Mycteroperca rubra

Family : Serranidae

Text © Giuseppe Mazza


English translation by Mario Beltramini


The Mottled grouper (Mycteroperca rubra) can be 140 cm long and weigh of 50 kg © Giuseppe Mazza

The Mottled grouper (Mycteroperca rubra) can be 140 cm long and weigh of 50 kg © Giuseppe Mazza

The Mottled grouper (Mycteroperca rubra  Block, 1793) belongs to the class of Actinopterygii, the ray-finned fishes, to the order of Perciformes and to the family of Serranidae.

The name of the genus comes from the Greek “mykter” = nose, and “perke” = perch with reference to the profile of the fish recalling that of the perch.

The name of the species, “rubra”, comes from the Latin “ruber” = red, with reference to the background colour of the fish.


Its distribution is very ample. Besides the Mediterranean, Black Sea excluded, we find it, after the Gibraltar Strait, along the warm European Portuguese and Spanish coasts, up to the Galicia, and southwards, passed Madeira, the Acores, the Canary and the Cape Verde Islands, along the entire African coast, up to Angola.


Like almost all groupers, it loves the rocky coasts, but it is less territorial, less tied to a burrow, and we find it often on the sandy bottoms and in the prairies of Posidonias (Posidonia oceanica) usually between the 15 and the 40 m of depth. After some, it might go down even up to 200 m.


The mottled grouper usually reaches the 80 cm, but they have caught a specimen of more than 140 cm and 50 kg.

The patterns are more marked and visible in the young © Giuseppe Mazza

The patterns are more marked and visible in the young © Giuseppe Mazza

The body, impressive and fusiform, shows an enormous mouth, with a long protruding mandible, well visible in the adults. It has two rows of teeth, bigger on the inner one, whilst the jaw has three rows, with the biggest teeth on the outer side. And, as if that was not enough, in order to better seize the preys, on the front are located four long caniniform teeth up and two down below. Also this grouper has only one dorsal fin with spiny rays on the front, 11 in this case, and the second part unarmed, is much higher, with even 17 rays. The anal fin, shorter, has an analogous configuration, with only 3 spiny rays and a dozen of soft ones. The pectoral and ventral fins are unarmed, spatulate, and the caudal, almost rectilinear in the young, tends then to become concave.

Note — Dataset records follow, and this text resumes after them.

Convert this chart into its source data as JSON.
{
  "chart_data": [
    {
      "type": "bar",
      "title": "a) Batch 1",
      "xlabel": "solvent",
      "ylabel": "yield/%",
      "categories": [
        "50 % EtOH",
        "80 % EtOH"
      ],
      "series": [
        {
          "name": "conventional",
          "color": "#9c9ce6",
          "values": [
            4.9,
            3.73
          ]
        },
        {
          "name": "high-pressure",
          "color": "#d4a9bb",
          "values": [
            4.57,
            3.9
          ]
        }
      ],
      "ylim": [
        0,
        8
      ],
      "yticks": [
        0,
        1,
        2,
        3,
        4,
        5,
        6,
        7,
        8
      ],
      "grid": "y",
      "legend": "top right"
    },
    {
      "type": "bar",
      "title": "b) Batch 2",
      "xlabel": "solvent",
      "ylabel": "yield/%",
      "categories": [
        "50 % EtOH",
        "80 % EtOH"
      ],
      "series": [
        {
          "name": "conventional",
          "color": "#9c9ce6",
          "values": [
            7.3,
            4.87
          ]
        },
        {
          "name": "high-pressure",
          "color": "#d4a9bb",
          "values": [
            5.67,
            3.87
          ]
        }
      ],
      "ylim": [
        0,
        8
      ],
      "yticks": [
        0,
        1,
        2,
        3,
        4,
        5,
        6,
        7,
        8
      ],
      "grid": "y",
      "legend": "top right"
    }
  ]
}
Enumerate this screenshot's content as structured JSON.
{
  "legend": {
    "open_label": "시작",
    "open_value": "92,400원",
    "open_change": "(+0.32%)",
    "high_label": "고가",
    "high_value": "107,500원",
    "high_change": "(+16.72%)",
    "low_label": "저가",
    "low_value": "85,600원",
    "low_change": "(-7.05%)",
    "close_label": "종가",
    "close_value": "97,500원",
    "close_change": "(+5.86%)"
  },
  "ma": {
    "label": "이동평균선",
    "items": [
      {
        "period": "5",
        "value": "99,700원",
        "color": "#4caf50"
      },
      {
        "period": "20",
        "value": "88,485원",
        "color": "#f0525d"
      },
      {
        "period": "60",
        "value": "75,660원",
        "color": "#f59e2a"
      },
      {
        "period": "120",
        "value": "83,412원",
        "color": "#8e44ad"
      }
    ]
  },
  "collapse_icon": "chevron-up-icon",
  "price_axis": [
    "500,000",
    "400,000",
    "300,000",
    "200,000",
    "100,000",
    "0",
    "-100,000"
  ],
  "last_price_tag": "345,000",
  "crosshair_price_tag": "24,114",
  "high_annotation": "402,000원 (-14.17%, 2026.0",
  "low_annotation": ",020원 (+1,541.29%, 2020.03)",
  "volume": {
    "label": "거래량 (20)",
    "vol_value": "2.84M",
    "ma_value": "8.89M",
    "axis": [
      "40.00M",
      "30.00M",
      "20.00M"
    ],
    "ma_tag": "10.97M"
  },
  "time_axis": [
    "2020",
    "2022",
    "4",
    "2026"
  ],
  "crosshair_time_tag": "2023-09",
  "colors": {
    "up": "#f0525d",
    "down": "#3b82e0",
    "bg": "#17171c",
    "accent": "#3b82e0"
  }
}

The background colour, reddish, is more intense on the back in the adults. On the sides, especially in the young, some dark strips are noted, more or less continuous, converging towards the operculum, where three wide strips are always well visible. The similar ones, present in the juvenile phase of the Epinephelus costae, are thinner in comparison.

Ethology-Reproductive Biology

The Mycteroperca rubra nourishes mainly of cephalopod molluscs and of young fishes, sparids especially.  Little is known about its reproduction, apart the fact that the eggs are pelagic.  Also this species displays a protogynous hermaphroditism, with females that, while ageing, tend to transform in males. The vulnerability index of this species is of 46 over 100.


Cerna macrogenis Sassi, 1846; Epinephelus ruber Bloch, 1793; Mycteroperca scirenga Rafinesque, 1810; Serranus armatus  Osório, 1893; Serranus emarginatus Valenciennes, 1843; Serranus nebulosus Cocco, 1833; Serranus tinca Cantraine, 1835; Sparus scirenga Rafinesque, 1810.